Advances in digital polymerase chain reaction (PCR) and next-generation DNA sequencing technology have made it possible to discriminate affected from unaffected fetuses by determining the relative contribution of the normal and abnormal allele in cases including those involving inheritance of a maternal mutant allele. This has made it possible to detect X-linked recessive and additional autosomal recessive conditions using cfDNA.
Concerns regarding the use of cfDNA in the diagnosis of single gene disorders include the costs of testing, as well as the potential for disparities in access among women of lower socioeconomic groups. Many of these genetic diseases are rare and require individualized testing approaches developed on a family-specific basis. Use of cfDNA for the diagnosis of single gene disorders has not been endorsed by ACOG, SMFM, or ACMG to date.

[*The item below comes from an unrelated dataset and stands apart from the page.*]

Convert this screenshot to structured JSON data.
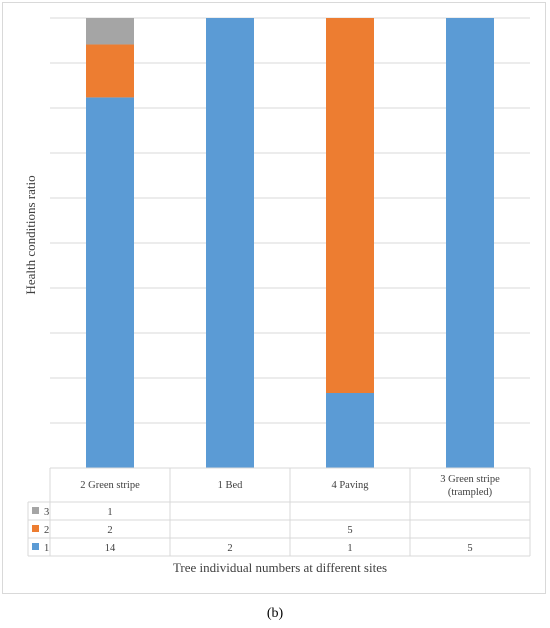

cfDNA testing can be used to screen for fetal RhD status in RhD-negative women. Fetal RhD genotyping can be performed as early as 10 weeks of gestation. RhD detection is based on real-time PCR of cfDNA that distinguishes fetal RhD sequences from the maternal plasma. Mackie et al. conducted a bivariate metaanalysis that showed that fetal RhD genotyping with cfDNA is highly sensitive (99.3%) and specific (98.4%) with low false-negative results. In general, earlier testing with cfDNA is preferred because 40% of Rh-negative women will carry an Rh-negative fetus. Identification of RhD-negative fetuses could potentially save unnecessary administration of Rh immune globulin in unsensitized women and avoid screening for fetal anemia (i.e., serial middle cerebral artery Doppler assessments) and unnecessary invasive procedures (i.e., amniocentesis and intrauterine transfusion) in sensitized women. cfDNA determination of fetal RhD status is used in the first trimester in several European countries, where Rh immune globulin is less readily available, as well as in Canada, and may prove to be a cost-effective approach in the management of RhD-negative women in the United States. Future cost-effective studies are indicated.